El gobierno de Boric tuvo la oportunidad de marcar un antes y un después, de iniciar un proceso histórico de reparación y verdad, y eligió no hacerlo. Eligió la comodidad del silencio y la inercia burocrática. Y con eso, volvió a dejar a las víctimas del lado del abandono.

No hay justicia mientras los sobrevivientes sigan cargando solos con el peso de lo que se les hizo. No hay verdad mientras el Estado no nombre lo que pasó como tortura. No hay reparación mientras el Gobierno siga ignorando su obligación moral y legal.

Yo tengo más de cincuenta años y muchos de los fundadores de nuestra Red ya murieron sin acceso a la verdad, la justicia ni la reparación.
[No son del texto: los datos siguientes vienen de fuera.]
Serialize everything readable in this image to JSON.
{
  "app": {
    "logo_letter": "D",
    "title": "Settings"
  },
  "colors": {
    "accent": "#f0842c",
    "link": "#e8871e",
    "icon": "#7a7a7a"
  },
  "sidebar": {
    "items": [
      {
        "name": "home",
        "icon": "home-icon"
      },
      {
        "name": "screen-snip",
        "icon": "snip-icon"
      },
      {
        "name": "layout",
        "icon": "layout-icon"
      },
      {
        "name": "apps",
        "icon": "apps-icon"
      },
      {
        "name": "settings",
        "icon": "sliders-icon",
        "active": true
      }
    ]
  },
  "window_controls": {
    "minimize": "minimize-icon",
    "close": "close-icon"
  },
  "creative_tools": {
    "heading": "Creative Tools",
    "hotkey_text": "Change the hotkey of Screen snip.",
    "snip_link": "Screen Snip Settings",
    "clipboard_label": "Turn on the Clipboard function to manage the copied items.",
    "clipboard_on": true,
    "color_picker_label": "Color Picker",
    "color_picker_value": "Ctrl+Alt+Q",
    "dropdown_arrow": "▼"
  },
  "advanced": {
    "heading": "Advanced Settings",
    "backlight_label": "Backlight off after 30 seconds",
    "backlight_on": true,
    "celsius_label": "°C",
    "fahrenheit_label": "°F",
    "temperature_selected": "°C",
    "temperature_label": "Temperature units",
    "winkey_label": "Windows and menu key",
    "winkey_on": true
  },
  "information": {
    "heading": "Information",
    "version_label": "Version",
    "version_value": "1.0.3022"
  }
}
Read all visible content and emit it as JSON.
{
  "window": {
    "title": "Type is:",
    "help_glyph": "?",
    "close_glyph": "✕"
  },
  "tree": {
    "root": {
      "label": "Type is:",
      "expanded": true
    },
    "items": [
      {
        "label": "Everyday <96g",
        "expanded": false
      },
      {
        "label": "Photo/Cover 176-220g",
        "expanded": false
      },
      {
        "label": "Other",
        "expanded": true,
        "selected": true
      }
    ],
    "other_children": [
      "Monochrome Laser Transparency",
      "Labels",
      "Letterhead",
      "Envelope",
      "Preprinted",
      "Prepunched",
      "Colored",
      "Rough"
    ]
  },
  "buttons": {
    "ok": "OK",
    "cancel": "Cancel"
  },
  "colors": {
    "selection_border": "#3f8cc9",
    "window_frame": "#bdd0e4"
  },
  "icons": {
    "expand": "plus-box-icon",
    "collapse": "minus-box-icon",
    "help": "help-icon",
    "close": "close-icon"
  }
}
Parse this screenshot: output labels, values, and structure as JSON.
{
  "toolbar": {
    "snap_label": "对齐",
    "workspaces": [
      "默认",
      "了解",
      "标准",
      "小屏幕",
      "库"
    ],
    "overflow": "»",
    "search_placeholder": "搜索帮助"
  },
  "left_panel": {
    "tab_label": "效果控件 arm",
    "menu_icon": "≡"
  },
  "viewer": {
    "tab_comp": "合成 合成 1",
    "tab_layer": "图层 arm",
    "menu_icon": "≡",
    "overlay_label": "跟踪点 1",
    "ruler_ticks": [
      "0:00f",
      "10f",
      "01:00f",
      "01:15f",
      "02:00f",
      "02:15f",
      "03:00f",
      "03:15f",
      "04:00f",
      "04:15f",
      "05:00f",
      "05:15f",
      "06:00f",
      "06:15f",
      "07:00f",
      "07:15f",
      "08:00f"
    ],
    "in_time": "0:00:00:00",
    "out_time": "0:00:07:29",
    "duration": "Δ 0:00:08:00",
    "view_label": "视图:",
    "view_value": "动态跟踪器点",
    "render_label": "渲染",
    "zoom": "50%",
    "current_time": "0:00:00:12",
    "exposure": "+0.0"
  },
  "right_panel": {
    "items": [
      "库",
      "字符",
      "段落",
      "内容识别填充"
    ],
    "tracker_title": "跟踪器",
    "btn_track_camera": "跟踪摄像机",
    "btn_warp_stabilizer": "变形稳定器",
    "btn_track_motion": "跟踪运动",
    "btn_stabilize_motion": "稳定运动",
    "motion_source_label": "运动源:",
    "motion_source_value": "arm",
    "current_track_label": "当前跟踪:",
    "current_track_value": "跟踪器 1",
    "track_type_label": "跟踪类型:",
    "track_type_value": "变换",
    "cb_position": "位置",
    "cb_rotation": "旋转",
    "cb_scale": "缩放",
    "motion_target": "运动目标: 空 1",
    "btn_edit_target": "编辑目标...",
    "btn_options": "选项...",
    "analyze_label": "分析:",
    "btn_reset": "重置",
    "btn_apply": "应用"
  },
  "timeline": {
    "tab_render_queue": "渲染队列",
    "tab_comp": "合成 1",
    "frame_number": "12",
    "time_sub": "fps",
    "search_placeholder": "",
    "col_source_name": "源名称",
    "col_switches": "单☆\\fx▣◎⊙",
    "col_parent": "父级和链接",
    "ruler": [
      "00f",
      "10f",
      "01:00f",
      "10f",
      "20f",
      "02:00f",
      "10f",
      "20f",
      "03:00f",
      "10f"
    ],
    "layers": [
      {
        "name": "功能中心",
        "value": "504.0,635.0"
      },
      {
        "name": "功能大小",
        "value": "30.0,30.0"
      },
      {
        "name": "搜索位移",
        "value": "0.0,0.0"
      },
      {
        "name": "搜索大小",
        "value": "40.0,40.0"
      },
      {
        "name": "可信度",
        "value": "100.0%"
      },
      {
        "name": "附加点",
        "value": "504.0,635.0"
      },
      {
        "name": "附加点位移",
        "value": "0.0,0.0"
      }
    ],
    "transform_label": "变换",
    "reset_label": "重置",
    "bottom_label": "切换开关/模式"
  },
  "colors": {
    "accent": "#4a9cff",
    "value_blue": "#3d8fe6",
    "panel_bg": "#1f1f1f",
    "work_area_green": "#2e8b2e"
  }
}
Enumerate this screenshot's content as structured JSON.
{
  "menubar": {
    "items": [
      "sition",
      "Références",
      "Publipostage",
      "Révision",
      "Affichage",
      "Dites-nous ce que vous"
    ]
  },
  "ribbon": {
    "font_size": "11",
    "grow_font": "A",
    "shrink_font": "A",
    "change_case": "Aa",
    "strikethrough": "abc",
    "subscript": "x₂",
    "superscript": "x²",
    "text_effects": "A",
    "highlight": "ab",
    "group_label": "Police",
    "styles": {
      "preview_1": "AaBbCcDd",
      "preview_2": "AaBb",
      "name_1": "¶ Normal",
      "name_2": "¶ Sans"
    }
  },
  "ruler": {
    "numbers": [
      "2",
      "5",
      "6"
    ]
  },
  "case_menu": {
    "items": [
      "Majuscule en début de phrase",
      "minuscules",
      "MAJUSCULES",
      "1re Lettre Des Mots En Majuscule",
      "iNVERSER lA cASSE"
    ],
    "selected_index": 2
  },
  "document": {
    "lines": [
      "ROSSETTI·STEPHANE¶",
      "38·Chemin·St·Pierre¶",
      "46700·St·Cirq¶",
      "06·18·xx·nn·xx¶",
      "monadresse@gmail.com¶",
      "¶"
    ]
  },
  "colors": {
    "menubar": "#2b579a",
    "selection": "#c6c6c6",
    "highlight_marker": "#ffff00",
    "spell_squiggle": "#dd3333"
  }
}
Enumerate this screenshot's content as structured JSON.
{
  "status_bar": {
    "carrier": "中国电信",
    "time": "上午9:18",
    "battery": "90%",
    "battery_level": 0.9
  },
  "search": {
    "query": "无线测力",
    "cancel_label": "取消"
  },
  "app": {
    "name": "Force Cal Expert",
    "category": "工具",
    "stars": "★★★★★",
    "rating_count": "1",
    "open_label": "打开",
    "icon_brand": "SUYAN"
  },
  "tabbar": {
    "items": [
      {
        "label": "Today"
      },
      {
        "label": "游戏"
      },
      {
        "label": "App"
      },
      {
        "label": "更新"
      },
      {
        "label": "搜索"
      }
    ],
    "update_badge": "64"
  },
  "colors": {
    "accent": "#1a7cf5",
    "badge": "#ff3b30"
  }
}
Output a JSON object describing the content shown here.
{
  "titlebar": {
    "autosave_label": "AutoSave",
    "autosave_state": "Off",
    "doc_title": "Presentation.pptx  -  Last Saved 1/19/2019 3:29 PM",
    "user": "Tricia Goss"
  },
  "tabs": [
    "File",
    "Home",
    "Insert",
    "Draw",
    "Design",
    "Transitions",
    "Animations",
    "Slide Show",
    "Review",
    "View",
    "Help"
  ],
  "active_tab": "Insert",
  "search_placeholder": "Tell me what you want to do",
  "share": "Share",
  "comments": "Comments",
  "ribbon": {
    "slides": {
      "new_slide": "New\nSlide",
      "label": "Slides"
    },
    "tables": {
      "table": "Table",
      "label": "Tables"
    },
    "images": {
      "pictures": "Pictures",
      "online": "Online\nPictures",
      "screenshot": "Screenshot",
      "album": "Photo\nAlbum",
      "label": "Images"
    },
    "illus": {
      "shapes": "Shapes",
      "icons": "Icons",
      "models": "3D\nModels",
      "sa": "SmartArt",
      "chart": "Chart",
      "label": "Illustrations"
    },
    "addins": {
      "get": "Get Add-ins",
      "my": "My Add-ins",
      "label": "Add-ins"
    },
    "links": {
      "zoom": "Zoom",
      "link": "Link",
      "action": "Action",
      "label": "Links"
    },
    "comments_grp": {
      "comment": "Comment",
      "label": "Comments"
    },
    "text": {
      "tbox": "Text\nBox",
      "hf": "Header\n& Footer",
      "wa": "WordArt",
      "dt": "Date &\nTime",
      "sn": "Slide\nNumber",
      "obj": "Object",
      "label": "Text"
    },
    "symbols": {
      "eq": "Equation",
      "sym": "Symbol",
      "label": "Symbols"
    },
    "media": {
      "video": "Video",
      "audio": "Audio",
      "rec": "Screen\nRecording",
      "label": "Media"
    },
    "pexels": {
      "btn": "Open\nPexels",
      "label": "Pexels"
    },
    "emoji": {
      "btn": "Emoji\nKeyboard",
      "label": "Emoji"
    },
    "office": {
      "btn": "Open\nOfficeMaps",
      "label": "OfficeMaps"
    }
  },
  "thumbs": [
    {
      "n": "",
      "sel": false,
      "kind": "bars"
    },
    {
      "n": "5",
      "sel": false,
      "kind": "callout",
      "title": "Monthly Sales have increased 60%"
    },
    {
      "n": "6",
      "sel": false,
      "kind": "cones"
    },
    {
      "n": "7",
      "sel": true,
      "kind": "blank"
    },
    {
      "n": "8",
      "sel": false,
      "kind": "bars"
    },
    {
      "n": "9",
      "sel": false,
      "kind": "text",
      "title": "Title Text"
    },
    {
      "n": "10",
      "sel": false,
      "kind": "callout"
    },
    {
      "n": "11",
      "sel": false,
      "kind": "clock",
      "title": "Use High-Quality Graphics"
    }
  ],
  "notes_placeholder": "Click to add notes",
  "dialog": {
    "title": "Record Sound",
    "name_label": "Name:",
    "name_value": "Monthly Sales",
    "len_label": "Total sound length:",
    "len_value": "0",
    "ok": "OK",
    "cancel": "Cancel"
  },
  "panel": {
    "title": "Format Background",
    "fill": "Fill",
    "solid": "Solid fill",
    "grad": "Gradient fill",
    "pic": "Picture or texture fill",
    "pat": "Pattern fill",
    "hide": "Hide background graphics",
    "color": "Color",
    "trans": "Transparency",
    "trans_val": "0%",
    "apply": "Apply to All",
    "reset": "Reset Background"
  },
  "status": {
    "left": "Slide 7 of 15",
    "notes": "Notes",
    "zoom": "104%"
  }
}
Y mientras ustedes leen esto, en los mismos colegios, parroquias y hogares donde nosotros fuimos abusados, siguen ocurriendo los mismos crímenes.

Por eso no vine a contar mi historia para generar compasión ni para despertar emociones pasajeras. Vine a hacer una pregunta política, ética y humana:

¿Qué va a hacer Chile con esta verdad que ya no se puede ocultar?

Porque la indignación no alcanza. Porque los gestos simbólicos sin políticas concretas no reparan. Y porque si el Estado no asume su deuda con los sobrevivientes, entonces el “nunca más” seguirá siendo solo una frase vacía.